Although we were sad to leave Silver City, which one guidebook very accurately described as “the poor man’s Santa Fe,” we were excited to venture north into the Gila (HEE-la) Wilderness to see the Gila Cliff Dwellings National Monument. The Monument preserves stone dwellings that the Apache carved out of caves in the cliff face in the 1200’s. As you can see from the pictures below, they are truly stunning in terms of how well the structures have been preserved (although many of the artifacts were looted over the years), and by how they cling to the side of the cliff with views of the valley below.
However, as amazing as the cliff dwellings were, the real story for us was the drive into Gila on Rt-15 from Silver City.
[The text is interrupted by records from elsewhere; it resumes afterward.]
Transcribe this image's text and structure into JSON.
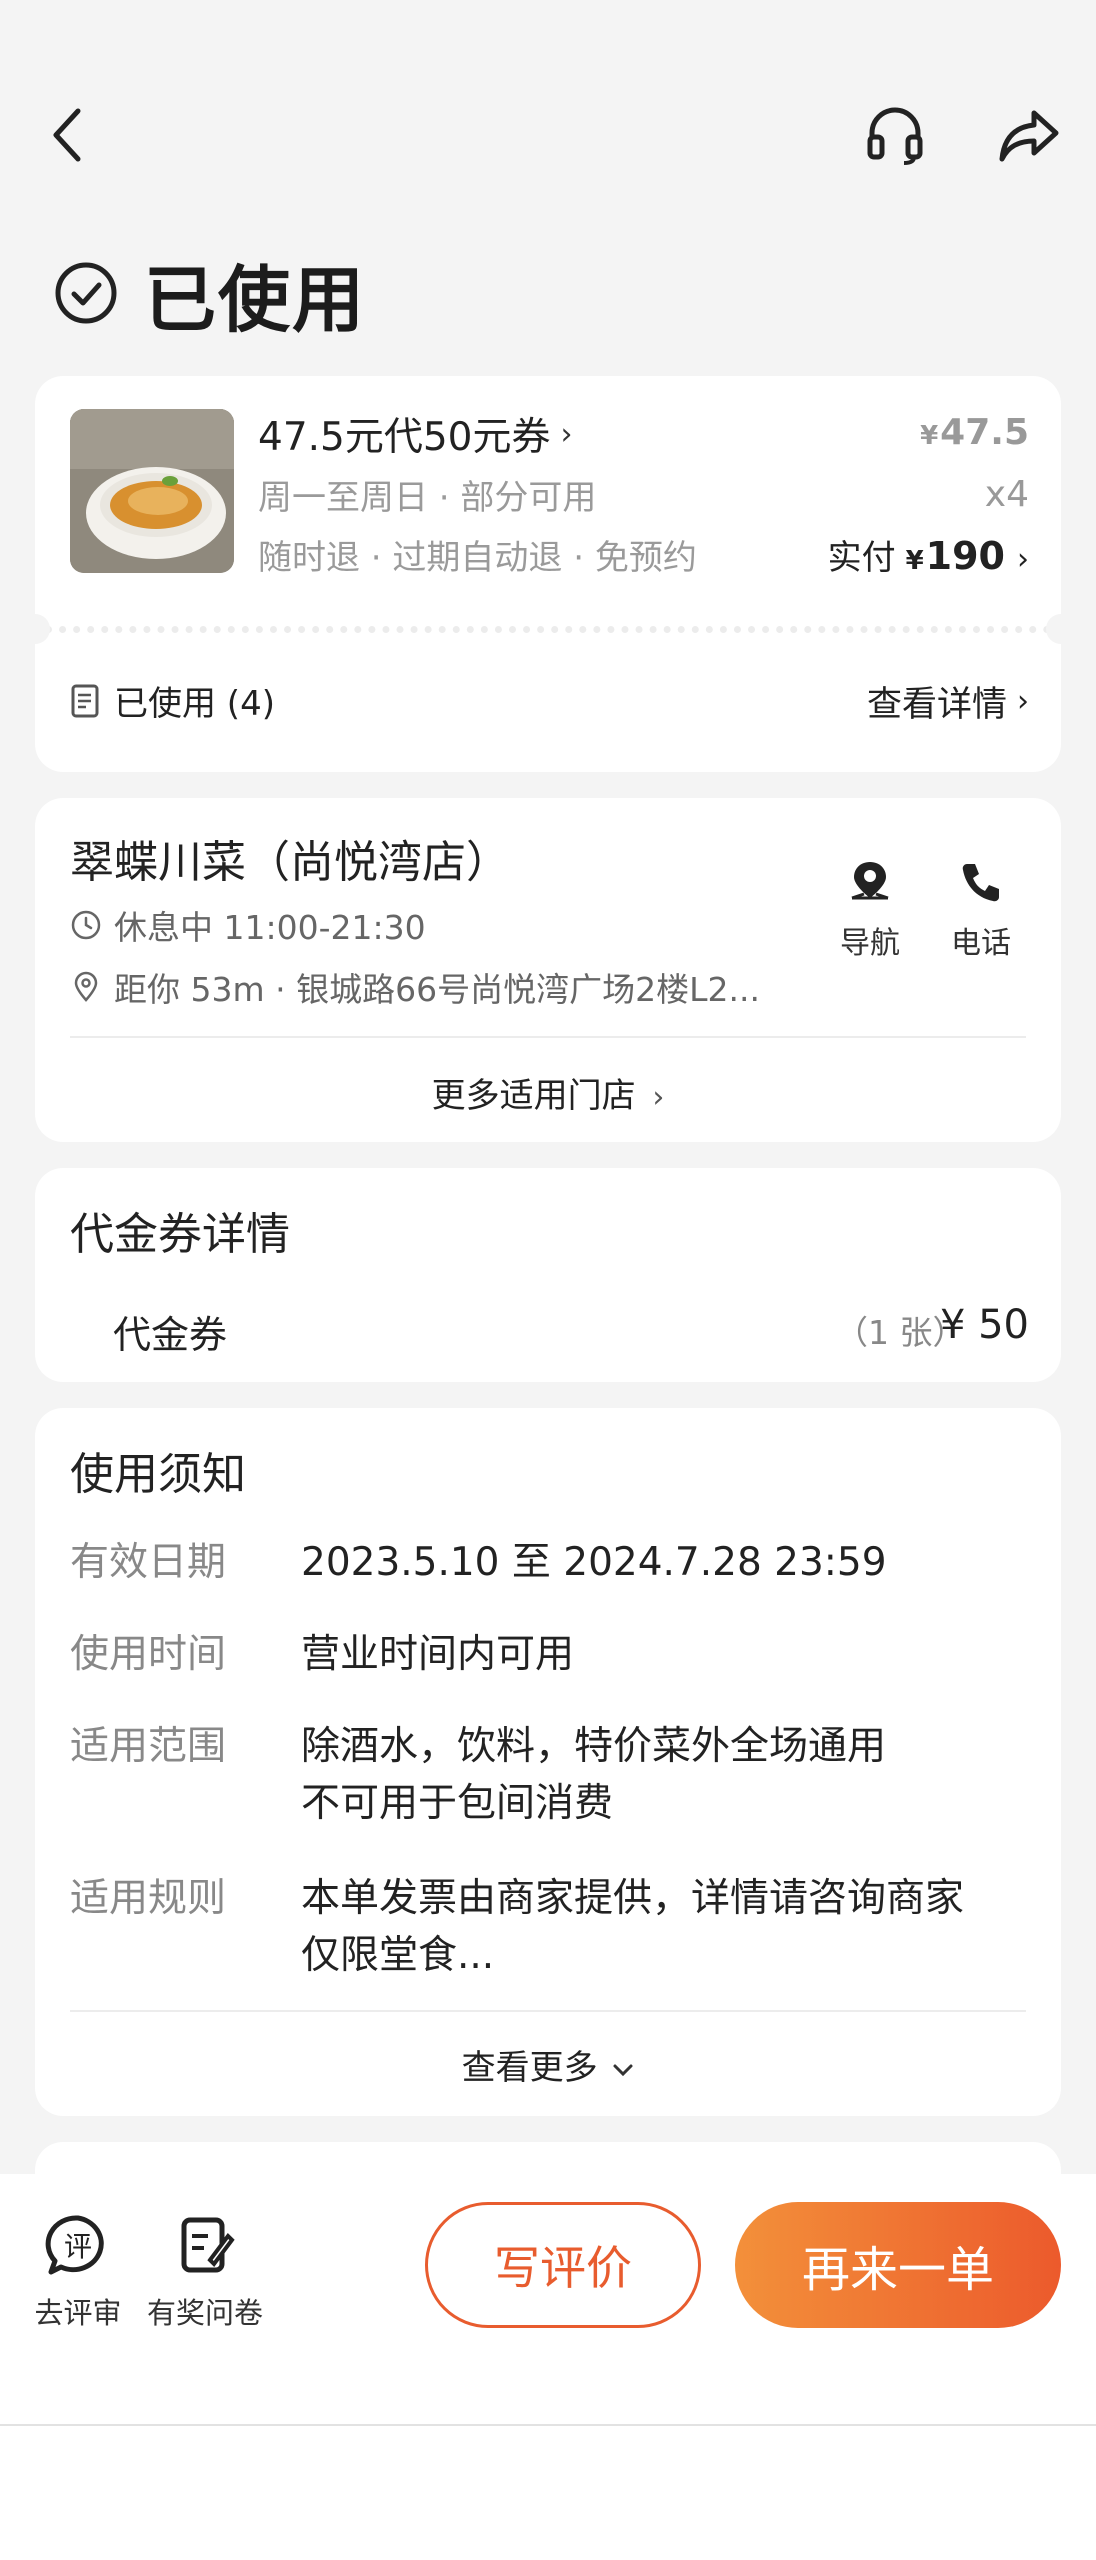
{
  "status": {
    "title": "已使用"
  },
  "voucher": {
    "title": "47.5元代50元券",
    "subtitle1": "周一至周日 · 部分可用",
    "subtitle2": "随时退 · 过期自动退 · 免预约",
    "price_symbol": "¥",
    "price": "47.5",
    "quantity": "x4",
    "paid_label": "实付",
    "paid_symbol": "¥",
    "paid_amount": "190",
    "used_label": "已使用 (4)",
    "detail_link": "查看详情"
  },
  "store": {
    "name": "翠蝶川菜（尚悦湾店）",
    "hours": "休息中 11:00-21:30",
    "address": "距你 53m ·  银城路66号尚悦湾广场2楼L2...",
    "nav_label": "导航",
    "phone_label": "电话",
    "more_stores": "更多适用门店"
  },
  "coupon_detail": {
    "title": "代金券详情",
    "name": "代金券",
    "count": "（1 张）",
    "price": "¥ 50"
  },
  "notice": {
    "title": "使用须知",
    "rows": [
      {
        "label": "有效日期",
        "line1": "2023.5.10 至 2024.7.28 23:59",
        "line2": ""
      },
      {
        "label": "使用时间",
        "line1": "营业时间内可用",
        "line2": ""
      },
      {
        "label": "适用范围",
        "line1": "除酒水，饮料，特价菜外全场通用",
        "line2": "不可用于包间消费"
      },
      {
        "label": "适用规则",
        "line1": "本单发票由商家提供，详情请咨询商家",
        "line2": "仅限堂食..."
      }
    ],
    "see_more": "查看更多"
  },
  "bottom_bar": {
    "review_label": "去评审",
    "survey_label": "有奖问卷",
    "write_review": "写评价",
    "reorder": "再来一单"
  },
  "colors": {
    "accent": "#e85c2e",
    "gradient_start": "#f3903a",
    "gradient_end": "#ec5a2c"
  }
}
The road is only 45 miles long, but it took us nearly two hours to complete. Switchback after switchback, steep grades down and up, and sharp drop-offs on either side made for one of the most demanding driving experiences I have ever had. Add the fact that we were completing this road in poor Ranger fully loaded with water, food, a full tank of gas, etc. (to prepare for several nights of camping in the Gila Wilderness), and the fact that there was no cell service whatsoever after the first 15 minutes on the road, and you might begin to sense the vague existential dread that accompanied our little adventure. When we finally arrived at the Visitors’ Center, the park ranger – who was delightfully amused by our whole enterprise and by my various exclamations about “that road” – informed us that there is one emergency phone that is available from 8:30-4:30 each day, but otherwise, the closest (very) basic services would be about 10 miles down the road at Doc Campbell’s Country Store. I tried not to reflect too deeply upon this reality as we hiked and enjoyed the cliff dwellings.
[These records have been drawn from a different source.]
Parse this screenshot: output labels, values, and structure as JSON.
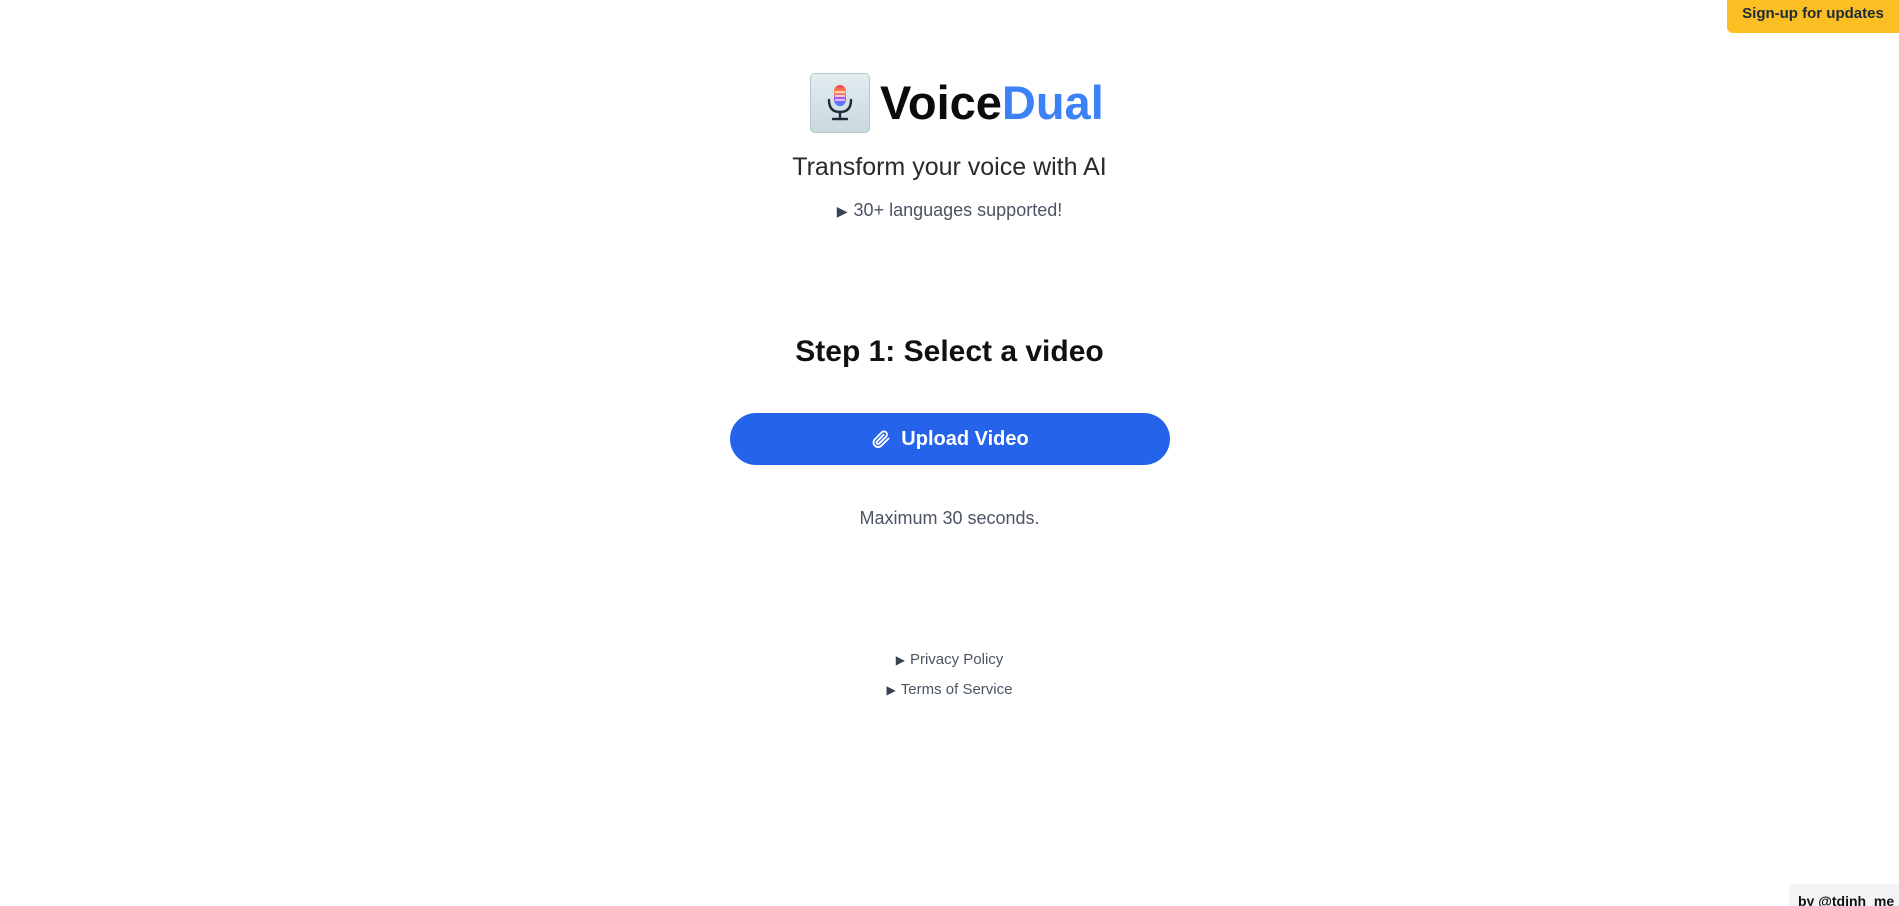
{
  "header": {
    "signup_label": "Sign-up for updates"
  },
  "brand": {
    "name_part1": "Voice",
    "name_part2": "Dual",
    "logo_icon": "microphone-icon",
    "accent_color": "#3b82f6"
  },
  "hero": {
    "tagline": "Transform your voice with AI",
    "languages_label": "30+ languages supported!"
  },
  "step": {
    "title": "Step 1: Select a video",
    "upload_label": "Upload Video",
    "upload_icon": "paperclip-icon",
    "limit_text": "Maximum 30 seconds."
  },
  "footer": {
    "privacy_label": "Privacy Policy",
    "terms_label": "Terms of Service",
    "credit_label": "by @tdinh_me"
  },
  "colors": {
    "primary_button": "#2563eb",
    "signup_button": "#fbbf24"
  }
}
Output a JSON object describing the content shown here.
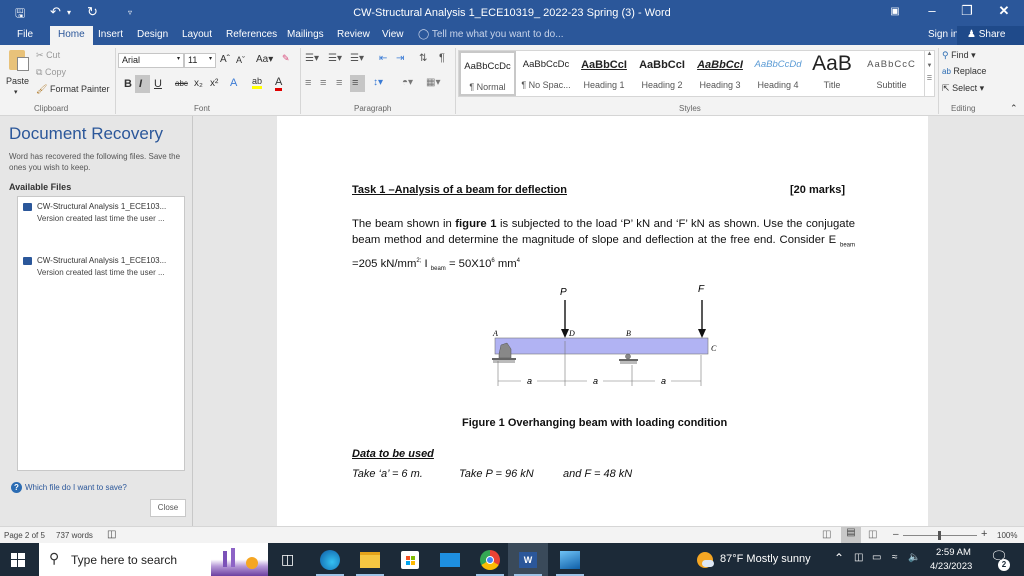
{
  "window": {
    "title": "CW-Structural Analysis 1_ECE10319_ 2022-23 Spring (3) - Word"
  },
  "quick_access": {
    "save_icon": "save-icon",
    "undo_icon": "undo-icon",
    "redo_icon": "redo-icon",
    "customize_icon": "customize-icon"
  },
  "tabs": [
    "File",
    "Home",
    "Insert",
    "Design",
    "Layout",
    "References",
    "Mailings",
    "Review",
    "View"
  ],
  "active_tab": "Home",
  "tell_me": "Tell me what you want to do...",
  "sign_in": "Sign in",
  "share": "Share",
  "ribbon": {
    "clipboard": {
      "paste": "Paste",
      "cut": "Cut",
      "copy": "Copy",
      "format_painter": "Format Painter",
      "label": "Clipboard"
    },
    "font": {
      "name": "Arial",
      "size": "11",
      "label": "Font",
      "bold": "B",
      "italic": "I",
      "underline": "U",
      "strike": "abc",
      "subscript": "x₂",
      "superscript": "x²",
      "case": "Aa"
    },
    "paragraph": {
      "label": "Paragraph"
    },
    "styles": {
      "label": "Styles",
      "items": [
        {
          "preview": "AaBbCcDc",
          "name": "¶ Normal"
        },
        {
          "preview": "AaBbCcDc",
          "name": "¶ No Spac..."
        },
        {
          "preview": "AaBbCcI",
          "name": "Heading 1"
        },
        {
          "preview": "AaBbCcI",
          "name": "Heading 2"
        },
        {
          "preview": "AaBbCcI",
          "name": "Heading 3"
        },
        {
          "preview": "AaBbCcDd",
          "name": "Heading 4"
        },
        {
          "preview": "AaB",
          "name": "Title"
        },
        {
          "preview": "AaBbCcC",
          "name": "Subtitle"
        }
      ]
    },
    "editing": {
      "find": "Find",
      "replace": "Replace",
      "select": "Select",
      "label": "Editing"
    }
  },
  "recovery": {
    "title": "Document Recovery",
    "description": "Word has recovered the following files.  Save the ones you wish to keep.",
    "available_label": "Available Files",
    "files": [
      {
        "name": "CW-Structural Analysis 1_ECE103...",
        "detail": "Version created last time the user ..."
      },
      {
        "name": "CW-Structural Analysis 1_ECE103...",
        "detail": "Version created last time the user ..."
      }
    ],
    "help_link": "Which file do I want to save?",
    "close_button": "Close"
  },
  "document": {
    "task_title": "Task 1 –Analysis of a beam for deflection",
    "marks": "[20 marks]",
    "para_1": "The beam shown in ",
    "para_bold": "figure 1",
    "para_2": " is subjected to the load ‘P’ kN  and ‘F’ kN  as shown. Use the conjugate beam method and determine the magnitude of slope and deflection at the free end. Consider E ",
    "sub_beam": "beam",
    "para_3": " =205 kN/mm",
    "sup_2": "2;",
    "para_4": " I ",
    "para_5": " = 50X10",
    "sup_6": "6",
    "para_6": " mm",
    "sup_4": "4",
    "figure": {
      "load_P": "P",
      "load_F": "F",
      "point_A": "A",
      "point_D": "D",
      "point_B": "B",
      "point_C": "C",
      "span_label": "a"
    },
    "figure_caption": "Figure 1 Overhanging beam with loading condition",
    "data_title": "Data to be used",
    "data_a": "Take ‘a’ = 6 m.",
    "data_p": "Take P = 96 kN",
    "data_f": "and  F = 48 kN"
  },
  "status": {
    "page": "Page 2 of 5",
    "words": "737 words",
    "zoom": "100%"
  },
  "taskbar": {
    "search_placeholder": "Type here to search",
    "weather": "87°F  Mostly sunny",
    "time": "2:59 AM",
    "date": "4/23/2023",
    "notifications": "2"
  }
}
When we returned to camp after the cliff dwellings, Ali and I began to re-think our plan for 3 nights in the Gila Wilderness. It started with a reduction to 2 nights, then it was 1 night, and then the introduction of some questionable fellow campers, turned the tables to an immediate departure back up my road. To his credit, Ranger was a champ. Slicing those switchbacks, and grinding his gears over the Continental Divide, he groaned his way out of the Gila Wilderness and back into civilization. After about 75 minutes, cell service gloriously was restored. (The video below does not do the drive justice.)
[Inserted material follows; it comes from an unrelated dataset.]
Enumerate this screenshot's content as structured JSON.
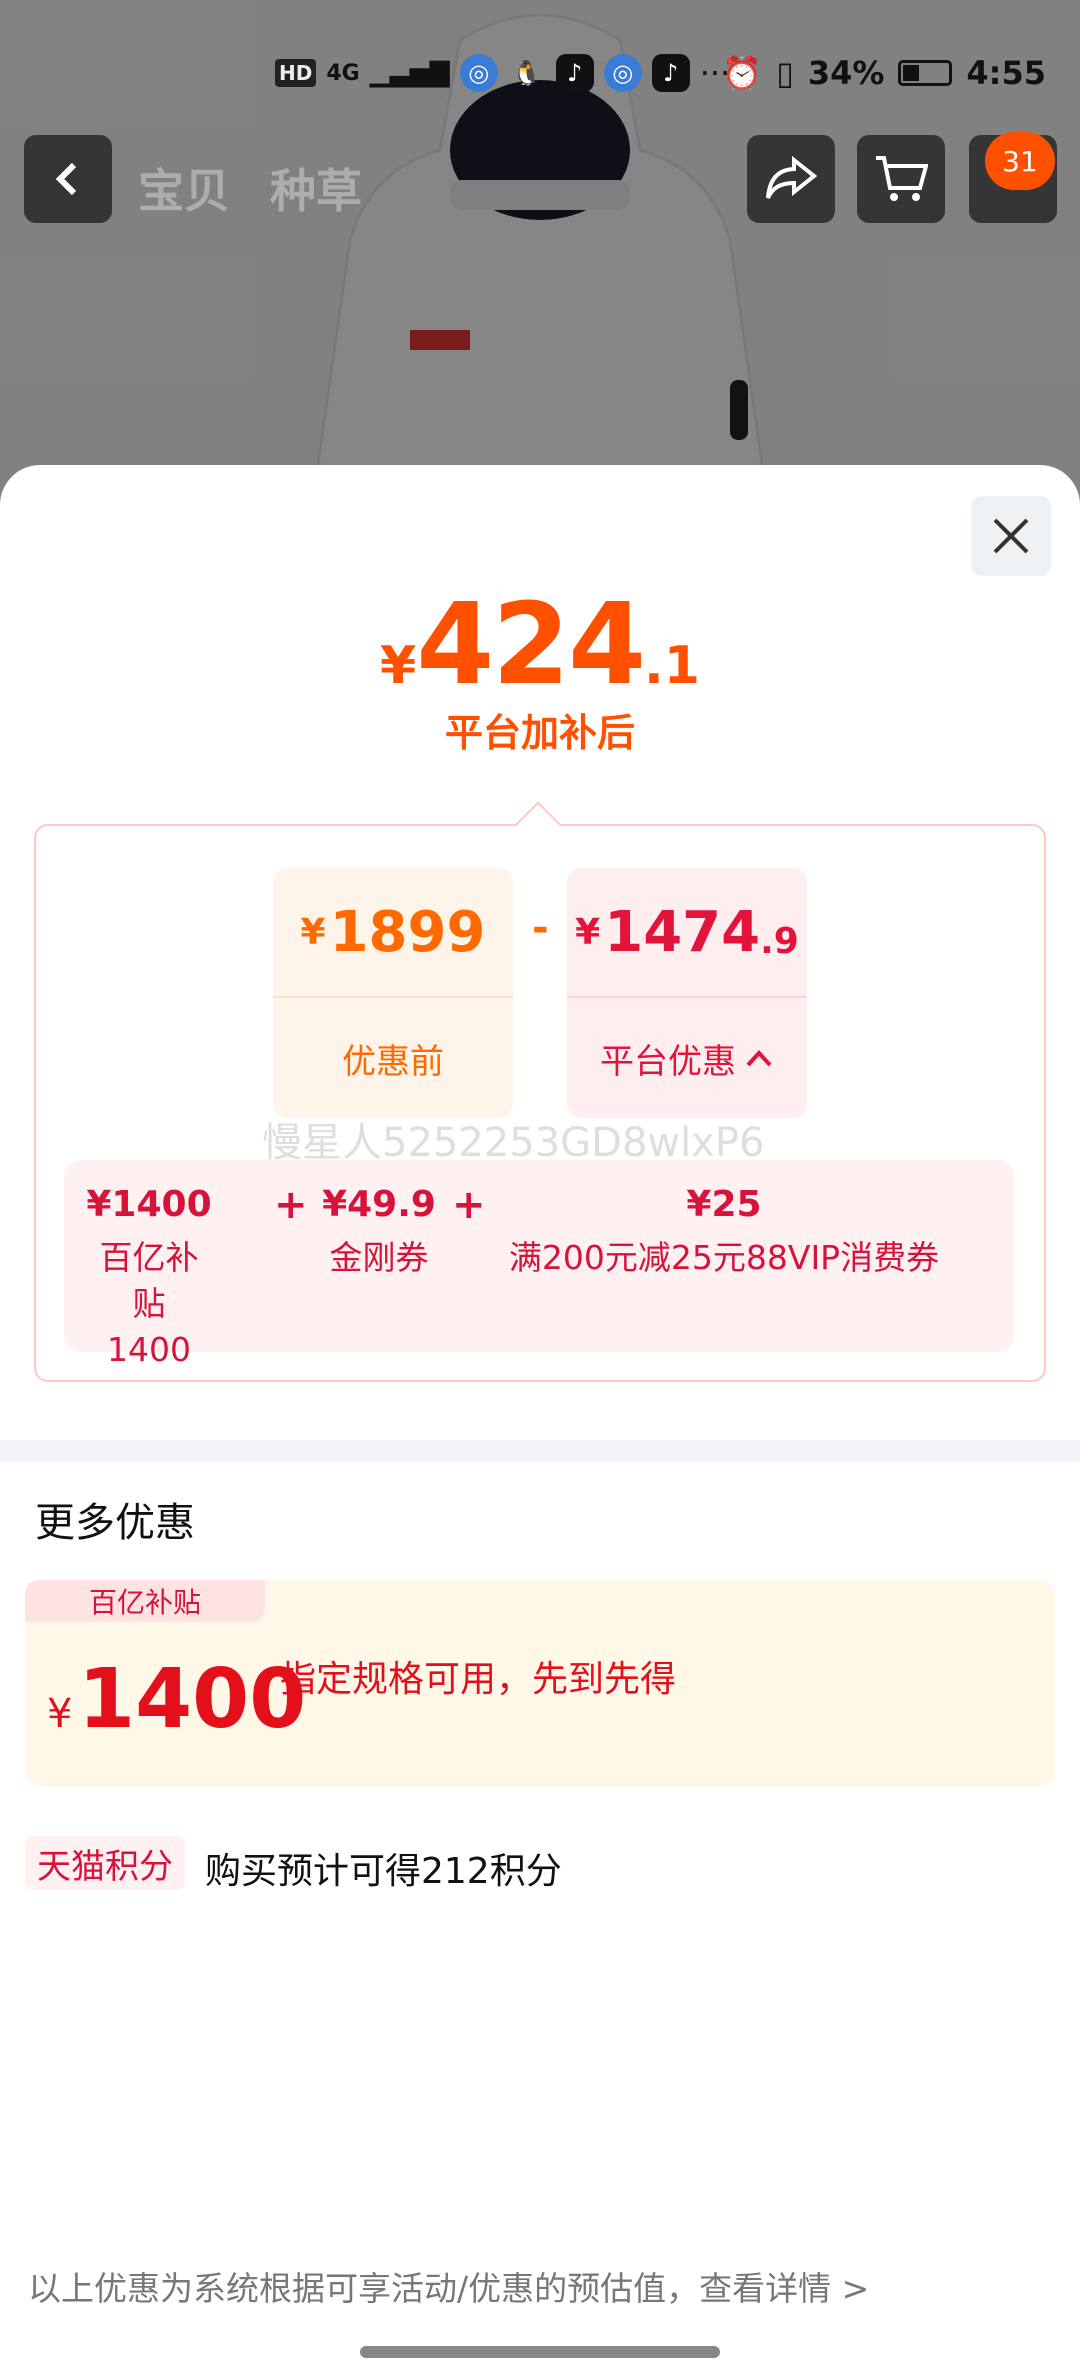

For some reason, I had in mind that upon leaving the Gila we could camp near the summit of Emory Pass (8,228 feet) for the night before heading north the next day. On a typical day this would have been fine, but it quickly became apparent that this too was not the best idea. Our frayed nerves and the hard truth of another bevy of switchbacks protested any further unnecessary mountain grades. So, after starting the long march up Emory Pass, we turned around to head south to track toward the interstate. A 30-mile haul across isolated, but beautiful RT-61, brought us into Deming, where we re-discovered the simple joys of a $2 happy-hour Coors Light, a pizza, and a Walmart parking lot with a friendly and welcoming security guard.
So, the lessons we learned are as follows:
- Respect the Gila (It is one of the most remote areas remaining in the lower-48. It is truly beautiful and inspiring, but demanding.)
- We need to develop more skills before we are ready for true wilderness.
- Sometimes, caution is the better part of valor.
- Ranger is a faithful friend and a van of integrity.